Cette solution serait éloquente et simple : simpliste, tout au moins. Serait-elle toujours légitime ? Serait-elle
absolument efficace ? Appliquée à d'autres domaines de l'activité humaine, n'entraînerait-elle pas des conséquences dont
il est difficile de mesurer la portée ? C'est à la conscience de chacun qu'il appartient dé résoudre ces questions
angoissantes. L'esprit de l'homme est impuissant à décider par avance de la direction qu'il imprimera à sa propre
activité. Il est l'objet, nous devons le croire, de vocations diverses : « Il y a diversité de dons — il y a diversité de
ministères... » L'important est que l'esprit qui se manifeste dans chacun, agisse pour l'utilité commune. — Je sais un
artiste qui, il y a trente ans environ, s'est déclaré prêt, après une lutte intérieure violente, à renoncer à sa carrière et à
demander une place parmi les collaborateurs de Laforce, si Dieu lui montrait clairement que telle était sa volonté. Il s'est
relevé de ce combat intérieur, raffermi dans sa vocation. Qu'est-ce à dire, sinon, peut-être, que l'Art a son rôle à jouer
dans l'exécution du plan divin, qui est la réinstauration, dans le monde corrompu, de l'éternelle Beauté ?

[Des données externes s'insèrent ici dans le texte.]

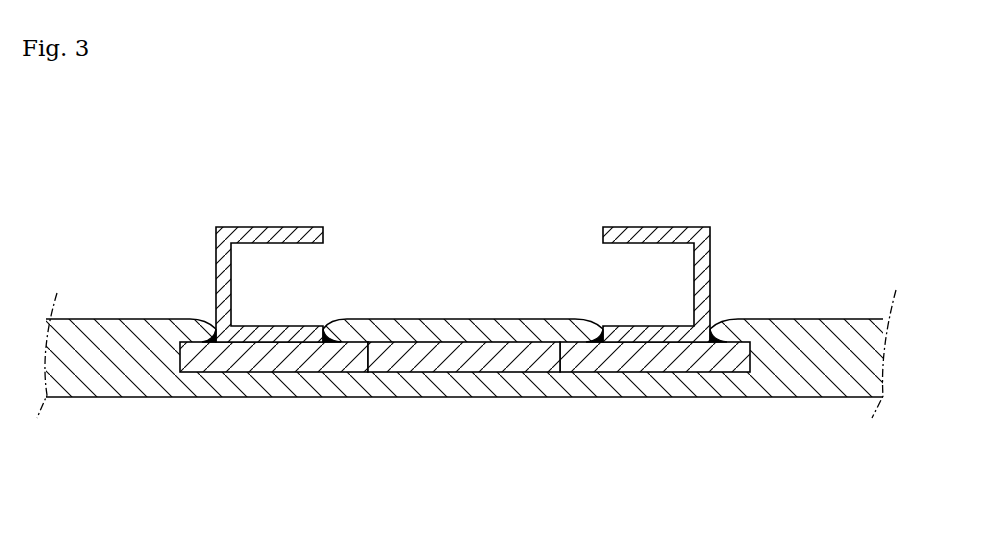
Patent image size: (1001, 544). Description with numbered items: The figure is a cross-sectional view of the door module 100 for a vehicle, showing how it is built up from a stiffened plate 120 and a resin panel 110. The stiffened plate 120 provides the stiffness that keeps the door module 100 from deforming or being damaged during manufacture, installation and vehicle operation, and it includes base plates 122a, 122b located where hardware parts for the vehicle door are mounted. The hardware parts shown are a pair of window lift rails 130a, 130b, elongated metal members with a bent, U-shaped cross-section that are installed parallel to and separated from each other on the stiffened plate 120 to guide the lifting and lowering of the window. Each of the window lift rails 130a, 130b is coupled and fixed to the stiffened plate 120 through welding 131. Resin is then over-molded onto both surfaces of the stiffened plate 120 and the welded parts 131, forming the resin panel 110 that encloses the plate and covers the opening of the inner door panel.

The door module 100 is at (466, 292).
The resin panel 110 is at (167, 388).
The stiffened plate 120 is at (477, 358).
The base plate 122a is at (290, 362).
The base plate 122b is at (660, 358).
The window lift rail 130a is at (283, 236).
The window lift rail 130b is at (654, 236).
The welding 131 is at (204, 334).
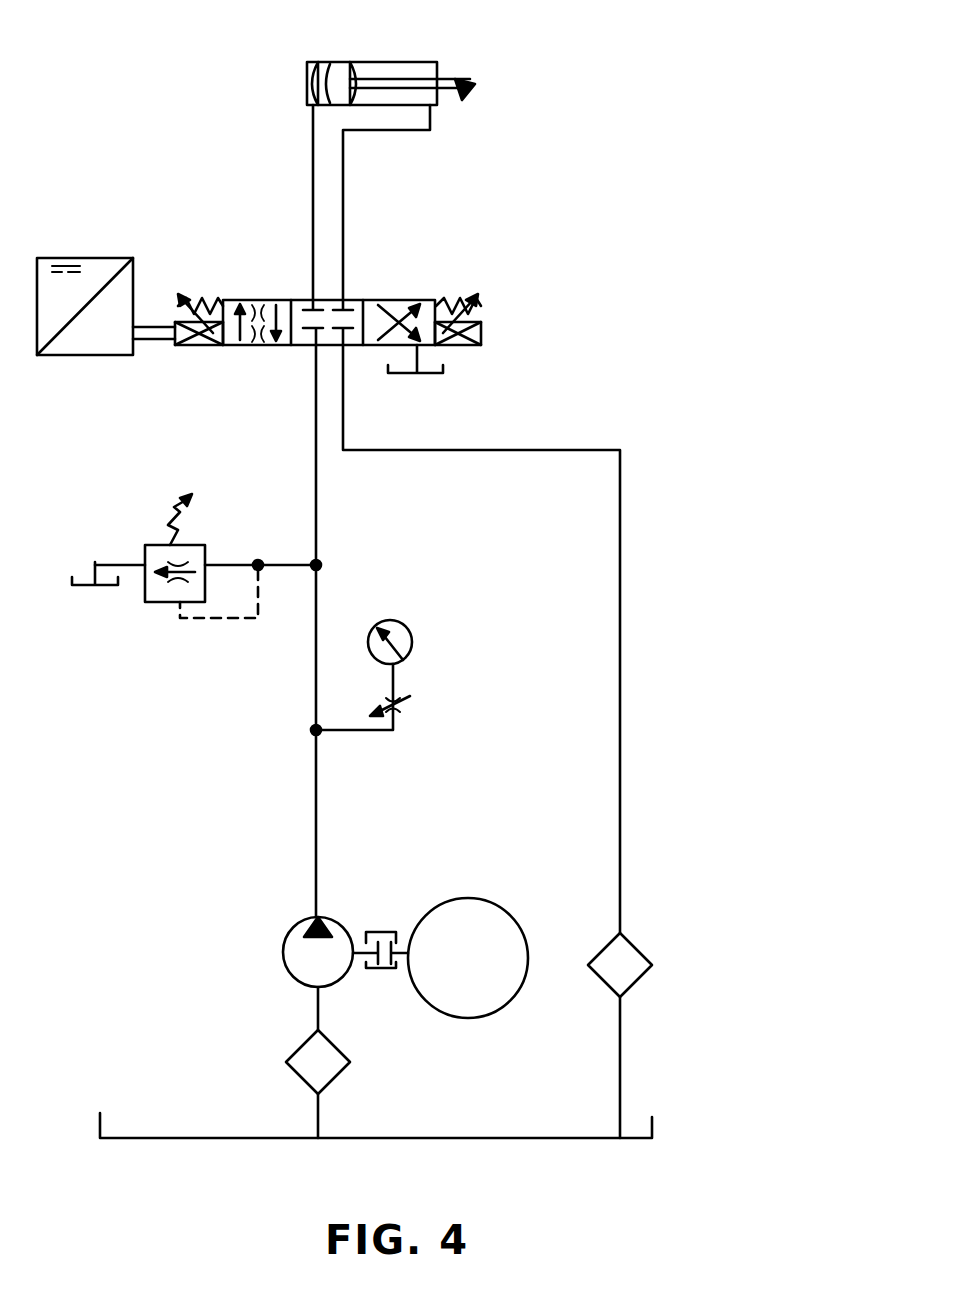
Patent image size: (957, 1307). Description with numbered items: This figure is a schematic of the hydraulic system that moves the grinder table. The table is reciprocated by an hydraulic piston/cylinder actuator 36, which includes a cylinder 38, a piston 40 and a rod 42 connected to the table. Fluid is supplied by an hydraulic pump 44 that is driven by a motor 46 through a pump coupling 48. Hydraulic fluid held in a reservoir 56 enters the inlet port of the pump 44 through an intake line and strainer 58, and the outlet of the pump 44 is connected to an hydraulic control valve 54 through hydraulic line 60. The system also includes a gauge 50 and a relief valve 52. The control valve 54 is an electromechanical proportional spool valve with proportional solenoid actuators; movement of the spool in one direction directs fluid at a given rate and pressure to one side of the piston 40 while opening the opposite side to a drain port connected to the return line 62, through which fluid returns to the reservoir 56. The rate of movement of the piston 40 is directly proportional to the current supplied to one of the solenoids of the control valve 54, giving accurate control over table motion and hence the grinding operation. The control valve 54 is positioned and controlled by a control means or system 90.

The hydraulic piston/cylinder actuator 36 is at (410, 53).
The cylinder 38 is at (396, 62).
The piston 40 is at (335, 62).
The rod 42 is at (455, 78).
The hydraulic pump 44 is at (288, 931).
The motor 46 is at (459, 898).
The pump coupling 48 is at (394, 970).
The gauge 50 is at (411, 637).
The relief valve 52 is at (200, 630).
The hydraulic control valve 54 is at (408, 280).
The reservoir 56 is at (654, 1127).
The strainer 58 is at (304, 1042).
The hydraulic line 60 is at (316, 836).
The return line 62 is at (620, 652).
The control means or system 90 is at (96, 258).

Et n'est-ce pas à cette tâche qu'ont travaillé, inconsciemment souvent, et sous la poussée intérieure d'une
vocation irrésistible, les artistes de tous les temps ?
Envisagé à ce point de vue, l'art revêt une dignité singulière. Il apparaît à la fois comme témoin et comme
agent, dans la grande cause où se débattent les intérêts éternels de l'humanité.

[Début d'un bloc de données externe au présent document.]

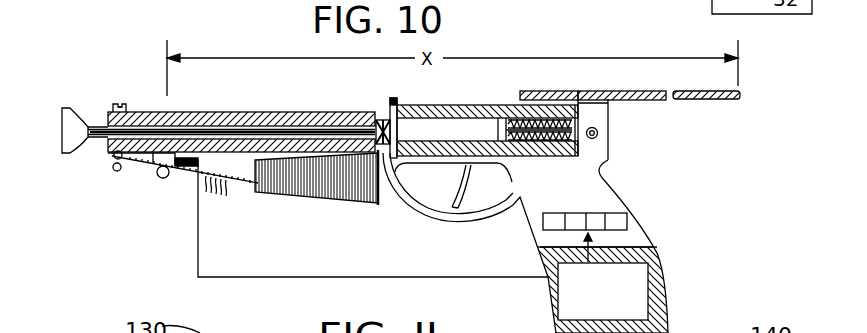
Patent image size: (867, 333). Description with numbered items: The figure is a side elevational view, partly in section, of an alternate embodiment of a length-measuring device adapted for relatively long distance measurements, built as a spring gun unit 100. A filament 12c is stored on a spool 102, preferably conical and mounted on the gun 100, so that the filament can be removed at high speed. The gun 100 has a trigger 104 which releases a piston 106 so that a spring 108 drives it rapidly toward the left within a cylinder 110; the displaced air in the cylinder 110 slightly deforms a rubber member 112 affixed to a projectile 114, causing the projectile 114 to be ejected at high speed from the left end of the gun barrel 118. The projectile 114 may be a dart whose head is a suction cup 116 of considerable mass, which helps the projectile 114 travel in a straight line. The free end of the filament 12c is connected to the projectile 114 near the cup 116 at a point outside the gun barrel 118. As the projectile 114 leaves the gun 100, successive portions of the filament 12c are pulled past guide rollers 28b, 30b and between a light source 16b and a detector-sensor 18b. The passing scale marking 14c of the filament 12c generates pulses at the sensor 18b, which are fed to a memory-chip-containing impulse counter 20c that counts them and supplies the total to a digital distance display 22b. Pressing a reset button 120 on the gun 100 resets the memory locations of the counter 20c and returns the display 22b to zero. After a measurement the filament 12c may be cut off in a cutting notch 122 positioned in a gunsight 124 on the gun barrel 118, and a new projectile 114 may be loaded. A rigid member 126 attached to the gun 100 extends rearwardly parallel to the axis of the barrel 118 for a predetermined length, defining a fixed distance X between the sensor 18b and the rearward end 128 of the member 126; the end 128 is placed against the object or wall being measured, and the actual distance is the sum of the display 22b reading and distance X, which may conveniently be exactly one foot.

Et d'ailleurs, n'est-il pas permis de relever ici le fait que l'art a exercé dans l'histoire du Christianisme une
action directement religieuse, c'est-à-dire, puisque le dernier mot de l'Évangile c'est l'amour, une action charitable ?
Les fresques et les retables qui attirent à Florence, à Sienne, à Rome, les pèlerins de l'art, avant d'être l'objet de
l'admiration raisonnée des connaisseurs, ont été la Bible du peuple tout uniment. Ils ont révélé aux fidèles sous une
forme tour à tour naïve et éblouissante les réalités de la vie future, et, par cela même, leur ont versé la consolation et
l'espoir. Ils ont raconté la vie de Jésus. Ils l'ont montré guérissant les malades. Ils l'ont évoqué dans ses souffrances
rédemptrices. Ils ont peint, avec une éloquence poignante souvent, le Christ en croix.

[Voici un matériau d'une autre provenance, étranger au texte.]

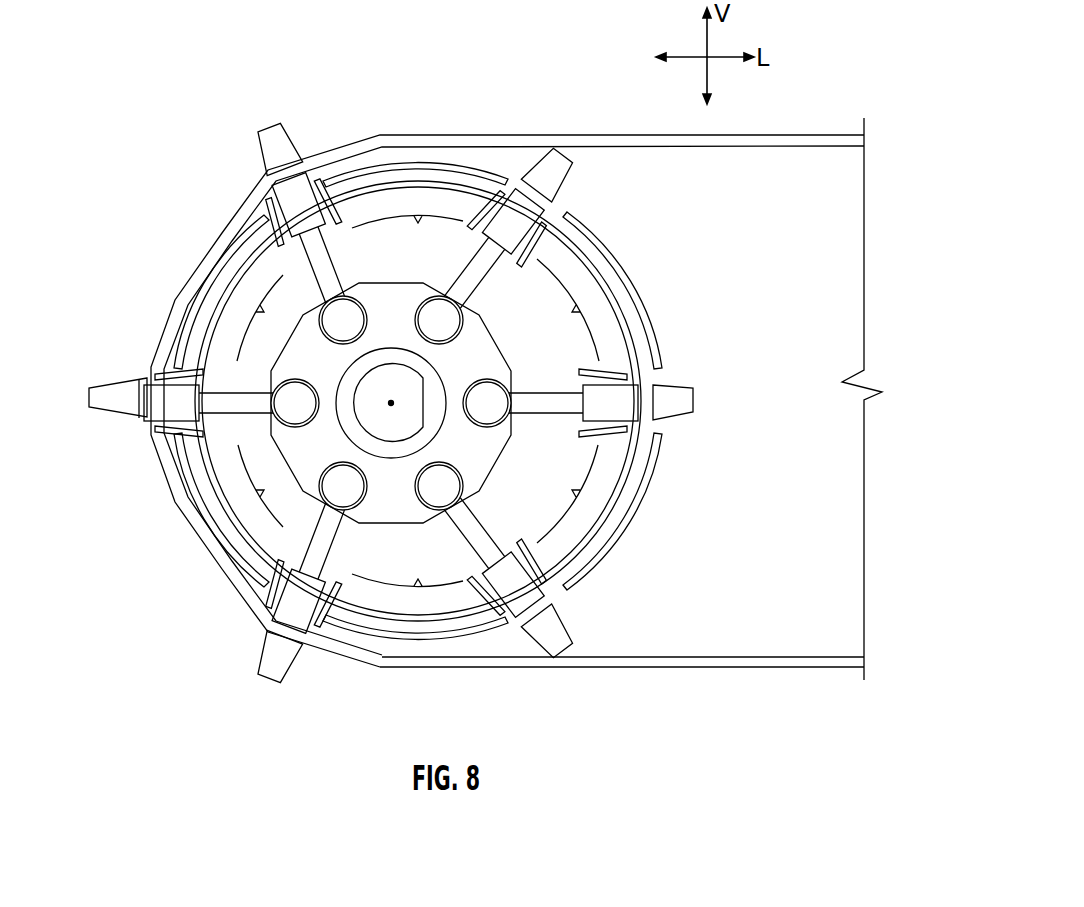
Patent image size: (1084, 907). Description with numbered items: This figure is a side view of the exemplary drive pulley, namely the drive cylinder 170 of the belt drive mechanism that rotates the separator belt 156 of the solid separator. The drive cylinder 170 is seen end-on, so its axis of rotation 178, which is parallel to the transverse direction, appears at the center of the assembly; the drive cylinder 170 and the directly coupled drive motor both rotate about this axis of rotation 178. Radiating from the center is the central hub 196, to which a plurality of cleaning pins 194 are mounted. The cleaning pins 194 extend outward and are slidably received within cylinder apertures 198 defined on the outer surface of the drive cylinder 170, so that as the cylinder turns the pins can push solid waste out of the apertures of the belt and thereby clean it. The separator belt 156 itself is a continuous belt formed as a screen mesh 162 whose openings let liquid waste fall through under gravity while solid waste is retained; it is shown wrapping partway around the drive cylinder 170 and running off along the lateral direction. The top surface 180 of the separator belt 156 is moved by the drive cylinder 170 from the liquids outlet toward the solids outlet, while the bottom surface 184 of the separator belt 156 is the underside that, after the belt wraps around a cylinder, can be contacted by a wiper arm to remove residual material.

The separator belt 156 is at (797, 676).
The screen mesh 162 is at (838, 656).
The drive cylinder 170 is at (615, 276).
The axis of rotation 178 is at (393, 403).
The top surface 180 is at (832, 130).
The bottom surface 184 is at (733, 676).
The cleaning pins 194 is at (694, 400).
The central hub 196 is at (302, 455).
The cylinder apertures 198 is at (686, 432).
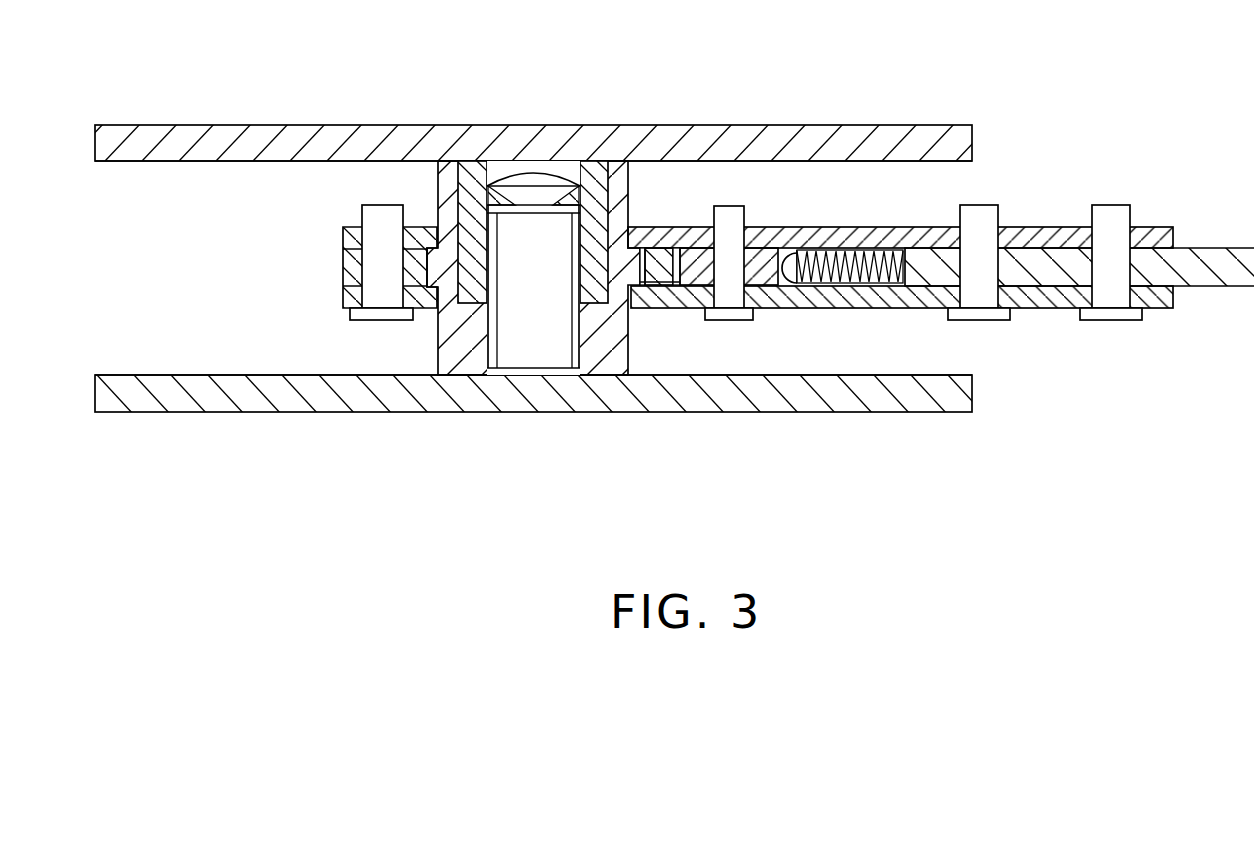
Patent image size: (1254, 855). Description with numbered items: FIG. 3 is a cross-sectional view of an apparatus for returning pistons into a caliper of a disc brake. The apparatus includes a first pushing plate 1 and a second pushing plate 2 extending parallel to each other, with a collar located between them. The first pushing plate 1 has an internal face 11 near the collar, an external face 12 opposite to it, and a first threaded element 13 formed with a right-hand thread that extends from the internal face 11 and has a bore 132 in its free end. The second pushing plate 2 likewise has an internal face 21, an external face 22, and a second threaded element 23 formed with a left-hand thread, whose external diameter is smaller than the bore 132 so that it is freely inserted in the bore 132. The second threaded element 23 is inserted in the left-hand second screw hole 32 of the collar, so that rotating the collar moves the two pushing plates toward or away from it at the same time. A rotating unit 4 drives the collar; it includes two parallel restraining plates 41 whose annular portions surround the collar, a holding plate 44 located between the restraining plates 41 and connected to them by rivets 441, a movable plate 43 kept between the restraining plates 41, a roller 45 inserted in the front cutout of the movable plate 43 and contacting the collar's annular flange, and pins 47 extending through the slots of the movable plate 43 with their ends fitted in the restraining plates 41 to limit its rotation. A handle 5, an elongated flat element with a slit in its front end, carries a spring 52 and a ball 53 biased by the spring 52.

The first pushing plate 1 is at (570, 87).
The internal face 11 is at (946, 162).
The external face 12 is at (862, 125).
The first threaded element 13 is at (475, 165).
The bore 132 is at (473, 210).
The second pushing plate 2 is at (565, 434).
The internal face 21 is at (907, 375).
The external face 22 is at (862, 412).
The second threaded element 23 is at (505, 342).
The second screw hole 32 is at (580, 332).
The rotating unit 4 is at (322, 269).
The holding plate 44 is at (345, 262).
The rivets 441 is at (370, 302).
The roller 45 is at (664, 257).
The pins 47 is at (729, 213).
The movable plate 43 is at (762, 283).
The handle 5 is at (941, 267).
The restraining plates 41 is at (1158, 228).
The spring 52 is at (858, 268).
The ball 53 is at (785, 262).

Assurément, parmi les prédicateurs du pinceau, beaucoup étaient des êtres profanes, préoccupés uniquement
d'exercer leur art d'une façon avantageuse et conformément aux exigences de la cliente intarissable qu'était l'Eglise.
Leur œuvre, si elle est, au point de vue artistique pur, intéressante et souvent importante, porte la peine de ce défaut
d'inspiration authentique. Elle est, spirituellement parlant, vide et inefficace.
Mais il y a eu, parmi ceux qu'on nomme les Primitifs, comme il y a eu d'ailleurs aussi parmi les imagiers
anonymes du. moyen âge, des artistes authentiquement chrétiens, qui ont mis au service de leur foi des dons sanctifiés,
c'est-à- dire dégagés, dans la mesure du possible, de tout élément vulgaire, infécond et charnel. Leur œuvre a été: pour
leurs contemporains, et elle est demeurée pour les siècles qui ont suivi, une source incomparable d'édification.
Beato Angelico, pour ne citer que le plus consacré des artistes, a accompli un ministère auprès duquel la
prédication la plus enflammée d'un Savonarole paraît sans portée durable.
Son propos était vraiment de glorifier son Maître et Sauveur et d'affermir la foi de ses frères :
« Qui fait les choses de Christ, avait-il coutume de dire, avec Christ doit se tenir toujours ».
« Il ne fit jamais un crucifix, écrit Vasari, qu'il ne baignât les joues de larmes ».
Le produit matériel de ses travaux allait tout entier à ses frères :
« Que ce ne soit pas ma gloire d'avoir égalé Apelle, mais d'avoir donné tous mes gains, Christ, à tes enfants ! »
Telles sont les déclarations que Nicolas V met dans la bouche de Beato Angelico et qui composent son épitaphe.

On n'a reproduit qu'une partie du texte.